Archaeological investigation, however, as pointed out in early posts on this blog, have not been able, with certainty, to establish this site, primarily because of the total disturbance of the area from flooding, ranching and farming, oil and gas development and the like.  It is thought, though, that a site just to the west of the Rio Hondo, the old course of the San Gabriel River prior to 1867, and north of San Gabriel Boulevard, which is roughly along the old road between the old and new mission sites, is the likeliest spot.

This map from William McCawley's The First Angelinos purports to show Gabrielino villages in the San Gabriel Valley, but does not show any in the vicinity of Old Mission, at the lower center, despite Reid's identification of two, one of which, Houtg-na (or Huunang-na/Hout) appears on the 1925 U.S. Bureau of Ethnology map above. 

McCawley also discussed "the community of Wiichinga [which] was also located in the Whittier Narrows area" and which was said to have been a "ranchería, that is to the east of this Mission on a plain closed by water on all sides."  According to McCawley, "this may have been a small settlement rather than a large community" and reported that there was only one entry in the mission records, from the earliest baptism recorded from Mission San Gabriel in 1771.

The other mentioned village was Huunang-na, although McCawley makes no mention of this site.  Johnson, however, cited Hugo Reid in noting "Houtg-na" as being on the "Ranchito de Lugo," which, stated Johnson, "lay in the vicinity of El Monte."  She linked that name with the term "hukngna" offered by Harrington as meaning willow trees, but then stated that "the Gabrielino word for willow is saxat and a village in the San Bernardino area, Saxangna, was based on that root." 

Confusingly, Johnson went on to say that, "here only the Spanish name El Monte refers to the thickets that bordered the swamps and streams."  She continued with a reference to an "old man who recalled this place [and] seemed to be referring to an incident which had occurred in his father's time," this being a lashing of Indians with willow switches.  On the 1925 map included in this post, there is a placename of "Hout" that appears to conform with the location of the Rancho Potrero de Felipe Lugo and it has been said that the village was located just north of today's Whittier Narrows Nature Center, south of the 60 Freeway and west of today's San Gabriel River.

There is another notable place associated in the general area surrounding Misión Vieja worth noting.  According to an account compiled by Harrington, the oral tradition of the natives cited a place called Xarvo, Xarvat, or Qarvat, where sorcerers were said to engage in witchcraft and the locale is also said to be connected to the oft-cited tale of Chengiichngech, in that this supernatural figure sent avenging creatures, such as bears, vipers and dog-like animals, to punish those people who did not obey his commands.  Another tradition related that shamans in this area called up windstorms to fight their enemies  from the coastal areas and that this occurred "near Punta de la Loma [a hilltop] by old S. G. Mission and Xarvut."

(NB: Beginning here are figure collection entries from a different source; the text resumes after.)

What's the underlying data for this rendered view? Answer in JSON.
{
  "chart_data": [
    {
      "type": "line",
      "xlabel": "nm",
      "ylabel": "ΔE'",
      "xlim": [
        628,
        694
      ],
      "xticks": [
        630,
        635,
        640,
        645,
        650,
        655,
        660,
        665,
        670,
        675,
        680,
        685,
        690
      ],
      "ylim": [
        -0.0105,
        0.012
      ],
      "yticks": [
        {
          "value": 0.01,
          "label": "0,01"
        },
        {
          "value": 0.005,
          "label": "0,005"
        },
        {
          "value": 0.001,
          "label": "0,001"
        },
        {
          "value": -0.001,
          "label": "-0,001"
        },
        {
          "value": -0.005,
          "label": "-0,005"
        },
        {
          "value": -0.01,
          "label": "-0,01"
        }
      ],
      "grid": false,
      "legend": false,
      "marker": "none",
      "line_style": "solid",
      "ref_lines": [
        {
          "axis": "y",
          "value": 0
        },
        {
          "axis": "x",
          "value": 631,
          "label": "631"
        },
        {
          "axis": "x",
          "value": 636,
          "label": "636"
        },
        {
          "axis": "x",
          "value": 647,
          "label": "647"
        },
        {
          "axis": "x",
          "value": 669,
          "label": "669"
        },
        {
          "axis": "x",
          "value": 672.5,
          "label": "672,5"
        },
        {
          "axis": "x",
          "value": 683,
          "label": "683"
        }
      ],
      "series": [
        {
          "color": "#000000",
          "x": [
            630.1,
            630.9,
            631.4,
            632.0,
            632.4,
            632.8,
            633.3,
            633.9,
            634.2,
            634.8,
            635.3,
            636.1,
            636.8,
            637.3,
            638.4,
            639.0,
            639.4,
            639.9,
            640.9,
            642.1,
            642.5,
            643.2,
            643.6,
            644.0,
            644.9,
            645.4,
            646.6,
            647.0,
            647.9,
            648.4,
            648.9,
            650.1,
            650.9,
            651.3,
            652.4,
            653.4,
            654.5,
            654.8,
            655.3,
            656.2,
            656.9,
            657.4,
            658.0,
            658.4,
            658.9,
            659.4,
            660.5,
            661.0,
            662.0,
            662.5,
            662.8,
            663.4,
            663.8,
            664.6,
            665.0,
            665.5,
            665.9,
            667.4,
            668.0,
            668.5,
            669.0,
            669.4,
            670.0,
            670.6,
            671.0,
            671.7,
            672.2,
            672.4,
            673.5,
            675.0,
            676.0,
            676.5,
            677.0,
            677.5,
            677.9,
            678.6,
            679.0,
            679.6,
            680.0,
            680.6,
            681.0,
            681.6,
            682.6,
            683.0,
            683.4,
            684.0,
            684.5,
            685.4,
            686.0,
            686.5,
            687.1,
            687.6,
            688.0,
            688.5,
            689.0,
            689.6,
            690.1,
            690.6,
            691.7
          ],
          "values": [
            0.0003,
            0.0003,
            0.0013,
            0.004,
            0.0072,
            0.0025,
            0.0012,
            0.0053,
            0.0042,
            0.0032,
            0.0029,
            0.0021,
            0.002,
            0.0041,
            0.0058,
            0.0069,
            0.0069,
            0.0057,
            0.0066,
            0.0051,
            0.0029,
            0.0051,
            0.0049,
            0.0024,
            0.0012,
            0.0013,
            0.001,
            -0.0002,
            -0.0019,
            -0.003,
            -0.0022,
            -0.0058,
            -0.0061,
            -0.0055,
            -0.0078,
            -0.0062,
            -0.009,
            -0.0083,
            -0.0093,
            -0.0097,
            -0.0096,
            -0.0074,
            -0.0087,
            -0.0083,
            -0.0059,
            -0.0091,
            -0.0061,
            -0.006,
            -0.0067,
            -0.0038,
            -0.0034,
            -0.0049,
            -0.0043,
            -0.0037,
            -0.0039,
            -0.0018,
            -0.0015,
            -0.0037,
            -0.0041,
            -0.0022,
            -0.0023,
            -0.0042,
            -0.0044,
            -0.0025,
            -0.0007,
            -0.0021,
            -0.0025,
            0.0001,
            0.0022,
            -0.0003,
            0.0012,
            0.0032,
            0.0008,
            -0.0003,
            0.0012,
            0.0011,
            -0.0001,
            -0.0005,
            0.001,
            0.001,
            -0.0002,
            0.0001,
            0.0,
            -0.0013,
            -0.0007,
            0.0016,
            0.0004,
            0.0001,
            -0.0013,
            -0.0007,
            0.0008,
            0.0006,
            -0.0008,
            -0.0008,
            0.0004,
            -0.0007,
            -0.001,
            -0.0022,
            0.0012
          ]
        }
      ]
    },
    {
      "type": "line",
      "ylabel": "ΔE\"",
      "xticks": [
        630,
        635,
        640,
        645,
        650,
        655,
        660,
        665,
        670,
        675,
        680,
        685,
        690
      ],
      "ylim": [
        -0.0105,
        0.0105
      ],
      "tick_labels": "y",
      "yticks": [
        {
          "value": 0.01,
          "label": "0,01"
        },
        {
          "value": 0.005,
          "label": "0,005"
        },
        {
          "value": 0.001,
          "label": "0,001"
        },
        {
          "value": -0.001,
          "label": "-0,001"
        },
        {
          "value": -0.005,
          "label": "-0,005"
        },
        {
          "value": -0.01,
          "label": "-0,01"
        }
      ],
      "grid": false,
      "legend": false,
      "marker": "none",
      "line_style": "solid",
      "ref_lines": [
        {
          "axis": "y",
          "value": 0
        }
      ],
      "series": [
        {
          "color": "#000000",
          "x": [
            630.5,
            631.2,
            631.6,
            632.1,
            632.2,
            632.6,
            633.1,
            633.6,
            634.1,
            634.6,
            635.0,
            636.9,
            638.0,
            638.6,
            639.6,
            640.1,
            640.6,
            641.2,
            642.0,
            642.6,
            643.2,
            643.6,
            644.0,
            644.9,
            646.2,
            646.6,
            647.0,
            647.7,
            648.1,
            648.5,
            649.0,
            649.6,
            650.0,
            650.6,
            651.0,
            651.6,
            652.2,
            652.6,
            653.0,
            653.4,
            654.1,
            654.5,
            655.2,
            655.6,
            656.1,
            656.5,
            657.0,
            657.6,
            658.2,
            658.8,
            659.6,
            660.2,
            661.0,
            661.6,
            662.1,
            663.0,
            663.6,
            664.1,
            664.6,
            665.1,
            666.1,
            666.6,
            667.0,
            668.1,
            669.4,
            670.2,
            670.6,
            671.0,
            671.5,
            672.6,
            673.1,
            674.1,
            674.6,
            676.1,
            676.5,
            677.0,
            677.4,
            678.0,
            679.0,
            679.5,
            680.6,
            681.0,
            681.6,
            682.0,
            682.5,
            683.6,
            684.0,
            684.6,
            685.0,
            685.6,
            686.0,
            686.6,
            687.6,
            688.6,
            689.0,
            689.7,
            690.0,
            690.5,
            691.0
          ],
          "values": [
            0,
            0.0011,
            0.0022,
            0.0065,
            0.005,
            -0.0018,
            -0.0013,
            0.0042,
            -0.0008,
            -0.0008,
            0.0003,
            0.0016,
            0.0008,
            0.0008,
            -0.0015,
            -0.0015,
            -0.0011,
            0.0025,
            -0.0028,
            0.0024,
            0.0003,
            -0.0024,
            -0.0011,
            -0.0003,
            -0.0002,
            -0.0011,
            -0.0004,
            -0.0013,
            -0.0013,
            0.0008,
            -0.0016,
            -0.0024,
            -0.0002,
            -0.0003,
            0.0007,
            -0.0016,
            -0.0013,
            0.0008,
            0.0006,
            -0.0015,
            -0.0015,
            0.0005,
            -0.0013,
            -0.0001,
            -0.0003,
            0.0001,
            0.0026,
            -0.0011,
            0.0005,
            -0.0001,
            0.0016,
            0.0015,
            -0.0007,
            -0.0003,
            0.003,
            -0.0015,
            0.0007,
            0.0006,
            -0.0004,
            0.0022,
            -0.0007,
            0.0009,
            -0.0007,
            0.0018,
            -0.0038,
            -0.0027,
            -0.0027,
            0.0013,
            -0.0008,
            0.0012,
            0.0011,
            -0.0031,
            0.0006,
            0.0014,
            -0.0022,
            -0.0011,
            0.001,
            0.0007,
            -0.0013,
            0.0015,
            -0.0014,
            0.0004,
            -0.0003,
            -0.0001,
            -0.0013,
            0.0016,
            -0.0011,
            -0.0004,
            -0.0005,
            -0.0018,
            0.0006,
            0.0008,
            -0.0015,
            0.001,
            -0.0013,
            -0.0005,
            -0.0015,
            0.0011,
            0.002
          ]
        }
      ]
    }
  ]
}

In any case, this site was said to be in "a deep gulch back of Petissier's [Pellissier's] place, opening to the west (near Bartolo Station)" and that "there is a big canyada opening through the hills.  Indians used to live there."  To McCawley, the likely location is Sycamore Canyon at the west end of the Puente Hills in Whittier, now a natural preserve managed by the Puente Hills Landfill Native Habitat Preservation Authority.

Despite what is probably inevitable differences and contradictions in available written sources, some of what appears in print clearly showed that native peoples lived in the Whittier Narrows area when the Spaniards arrived to establish the first Mission San Gabriel there in 1771.  Why Reid would acknowledge two villages in his 1852 work, being much closer to the period of their existence, and McCawley choose not consider them as true villages is curious. 

There are, however, many descendants of the Kizh/Gabrieleño in the area and their oral traditions are there, as well.  This confirms their sense of place in Misión Vieja relating to their presence there for thousands of years regardless of inconsistencies in the written historical record.